After the Peloponnesian War Sparta came to dominate Greece. Many in Greek city states hailed the Spartans as liberators, seeing the former Athenian rulers as corrupt tyrants. However, Greece soon learned that the new boss was no better than the old boss, as the Spartans soon brought Greece in line with an iron fist. One Greek city state called Thebes was so resentful of Spartan rule that it revolted against Sparta in 387 BC, thus declaring itself independent and instituting a new democratic government. A six year long war ensued, and amazingly the Thebans were able to hold the line against the Spartans by conducting brilliant raids, surprise attacks, and through the construction of large fortifications (Spartans were not good at siege warfare).
By 371 BC the Theban Army was manned by a group of tough and experienced soldiers. More importantly, they were led by the brilliant Theban general named Epaminondas, a man who was an expert at solving problems by thinking outside of the box. On that same year, the Spartans organized a grand army of Spartan soldiers and other Greek Allies with the intent of ending the rebellion once and for all. The army number around 10,000 with another 1,000 cavalry. In contrast, the Theban Army only numbered around 6,000 - 8,000. It was obvious to Epaminodas that victory could not be achieved through brute force alone. Thus, he came up with a grand idea that would bring the mighty Spartan Empire to its knees.
In ancient Greek warfare, phalanxes met opposite of each other in straight lines, with roughly equal columns and ranks (if possible). It was a traditional honor that the best soldiers were placed on the right wing, thus the veterans had the privilege of slaughtering the less experienced. Epaminodas’ goal wasn’t to satisfy honor, he was in it to win. Instead of placing his best to the right, he placed them on the left flank so that his best would face their best. He then placed more units on his left, so that in all the left flank was fifty ranks deep, and also placed all his cavalry on the left. Traditionally, Greek armies engaged all at once, smashing into each other until once side was victories or defeated. Epaminodas’ attack with his army staggered in echelon formation, thus making his left the spearhead of the attack. While such tactics were new and revolutionary at the time, they would become a staple of future warfare, with generals such as Alexander the Great, Frederick the Great, and Napoleon Bonaparte using similar formations to win epic battles.

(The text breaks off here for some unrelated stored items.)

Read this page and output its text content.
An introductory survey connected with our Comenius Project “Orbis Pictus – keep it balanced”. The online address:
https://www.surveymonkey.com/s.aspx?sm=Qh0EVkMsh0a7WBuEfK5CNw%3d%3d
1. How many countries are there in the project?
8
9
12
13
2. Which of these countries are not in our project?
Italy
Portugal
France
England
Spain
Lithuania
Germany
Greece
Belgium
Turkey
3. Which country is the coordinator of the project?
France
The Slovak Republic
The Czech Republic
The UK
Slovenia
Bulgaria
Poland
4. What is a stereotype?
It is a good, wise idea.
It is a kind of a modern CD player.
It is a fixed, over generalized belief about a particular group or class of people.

When the battle commenced, the Theban left flank, comprising of 50 rank deep column, smashed against the opposing Spartan right flank, which was only 8-12 ranks deep. Overpowered by the massive assault, the Spartans immediately lost 1,000 of their best soldiers, as well as their king, Cleombrotus I. The other Greek allies, most of whom were slaves or unwilling participants, turned tail and ran at the sight of the mighty Spartans being butchered, and their right flank being turned. Those Spartans and Greeks who stood their ground were surrounded and massacred.
The Battle of Leuctra was the first time the Spartans were defeated in an open battlefield. Once news spread across Greece that the Spartans had been defeated the city states rose up in revolt. More importantly, the helots, Spartan slaves who were the backbone of the Spartan economy, likewise rose up and rebelled against Sparta. In the end, Sparta was forced to sue for peace, and would lose its status as a major power in Greece as the city state enter a brutal and sad decline. As decades proceeded Greek and Macedonian leaders such as Philip II, Alexander the Great, and King Pyhrrus would develop even smarter and better tactics. In the meantime, Spartan warfare would never change, and thus Spartan ways become quaint and dated. By the time of the Punic Wars, Spartan technology and tactics were laughable at best. Spartan independence ended in 192 BC when it was annexed by the Aechaen League, and in 146 BC when it was conquered by Rome.